Gene editing: Breeding or GMO?

  • Alison Van Eenennaam Animal Genomics and Biotechnology Cooperative Extension Specialist Department of Animal Science, 2113 Meyer Hall One Shields Avenue, University of California - Davis Davis, CA 95616, U.S.A.

Abstract


Global regulatory frameworks will soon be challenged by recent scientific developments in methods for generating genetically modified animals, particularly gene editing techniques. It is unclear whether animals produced using such technologies will fall under or outside of the regulations developed for genetically engineered (GE) animals produced using recombinant DNA (rDNA) techniques. Many gene editing applications will result in animals that carry induced mutations in target genes or desirable alleles or sequences that originated in other breeds or individuals from within that species. As such, there will be no rDNA or transgenic construct in the animal, and no novel combination of genetic material that has been altered in a way that could not be achieved by natural mating or techniques used in traditional breeding and selection. The current regulatory approach to GE animals has had a stifling effect on the use of this technology in animal breeding programs, and to date no GE animal has yet been sold for food purposes anywhere in the world. Given the importance of improved genetics to the overall environmental footprint of food production, precluding breeder access to safe innovations for use in genetic improvement programs has a large opportunity cost. If genome editing is going to have an opportunity to impact global animal breeding programs its oversight should ideally be proportional to risk based on the novelty of the trait, consider and evaluate both benefits and risks, and fit for purpose, meaning that the reduction in risk obtained by regulatory oversight is greater than the costs of compliance.
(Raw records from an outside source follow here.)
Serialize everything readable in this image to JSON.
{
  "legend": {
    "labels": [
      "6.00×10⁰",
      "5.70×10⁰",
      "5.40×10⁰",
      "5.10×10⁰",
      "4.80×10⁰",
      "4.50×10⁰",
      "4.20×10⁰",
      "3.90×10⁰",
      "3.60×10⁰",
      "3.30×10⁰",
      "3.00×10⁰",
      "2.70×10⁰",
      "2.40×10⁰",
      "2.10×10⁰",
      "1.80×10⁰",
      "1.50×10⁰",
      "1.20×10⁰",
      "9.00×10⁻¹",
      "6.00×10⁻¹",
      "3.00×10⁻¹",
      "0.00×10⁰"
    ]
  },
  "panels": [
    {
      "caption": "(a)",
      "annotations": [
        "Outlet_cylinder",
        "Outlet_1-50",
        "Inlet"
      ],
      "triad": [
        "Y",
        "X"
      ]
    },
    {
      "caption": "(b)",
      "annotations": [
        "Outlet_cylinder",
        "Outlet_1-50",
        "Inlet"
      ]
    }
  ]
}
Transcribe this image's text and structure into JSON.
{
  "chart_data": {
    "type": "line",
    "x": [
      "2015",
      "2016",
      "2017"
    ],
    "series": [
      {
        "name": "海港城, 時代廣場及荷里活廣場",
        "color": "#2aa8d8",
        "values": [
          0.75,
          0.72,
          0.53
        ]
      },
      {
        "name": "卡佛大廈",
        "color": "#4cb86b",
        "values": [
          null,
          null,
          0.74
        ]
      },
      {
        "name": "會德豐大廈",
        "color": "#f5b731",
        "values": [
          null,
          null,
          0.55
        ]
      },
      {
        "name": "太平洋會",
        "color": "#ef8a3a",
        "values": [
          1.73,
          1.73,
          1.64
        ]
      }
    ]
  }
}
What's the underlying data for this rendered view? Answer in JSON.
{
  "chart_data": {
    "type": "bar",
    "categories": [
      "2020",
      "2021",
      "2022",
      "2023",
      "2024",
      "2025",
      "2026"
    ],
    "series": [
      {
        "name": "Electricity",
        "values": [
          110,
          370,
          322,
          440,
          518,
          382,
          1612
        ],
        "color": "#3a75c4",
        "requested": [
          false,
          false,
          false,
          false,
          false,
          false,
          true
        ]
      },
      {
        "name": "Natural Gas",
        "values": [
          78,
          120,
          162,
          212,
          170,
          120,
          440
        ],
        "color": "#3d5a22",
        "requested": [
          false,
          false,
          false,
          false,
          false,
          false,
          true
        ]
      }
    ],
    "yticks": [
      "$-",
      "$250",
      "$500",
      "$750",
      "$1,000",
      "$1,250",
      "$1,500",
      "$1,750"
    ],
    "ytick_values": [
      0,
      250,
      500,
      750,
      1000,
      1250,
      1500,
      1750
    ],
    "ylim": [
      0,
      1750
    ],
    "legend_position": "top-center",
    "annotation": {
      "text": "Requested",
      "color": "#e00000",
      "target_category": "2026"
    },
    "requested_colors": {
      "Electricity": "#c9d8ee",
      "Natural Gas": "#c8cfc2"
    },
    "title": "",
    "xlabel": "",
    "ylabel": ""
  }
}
Regulatory frameworks for genetically modified animals are concurrently being formulated in many countries in concert with rapidly advancing technologies for creating such animals including gene editing and approaches to generate targeted gene knockouts in livestock species. These new animal breeding techniques result in genetically modified organisms (GMOs) that do not fit the classic definition of “transgenic” or genetically engineered (GE), although they are produced through human intervention using recombinant DNA (rDNA) techniques. Some groups have argued that because these genetic modifications are, for at least part of the procedure, produced outside the organism by people using in vitro techniques this alone should be the trigger for regulation (1). However, this seems to disregard the plethora of in vitro techniques that are commonly utilized in conventional animal breeding programs (2). If risk is the main rationale for regulating genetic modification methods, there does not appear to be a clear rationale for regulating only traits and DNA sequences produced using rDNA techniques. If human intervention using in vitro techniques in breeding programs is the trigger for regulation, this would seem to apply equally to many of the breeding methods used in the production of modern broiler chickens and high-producing milk cows which are clearly genetically modified animals relative to their wild ancestors the jungle fowl and auroch, respectively.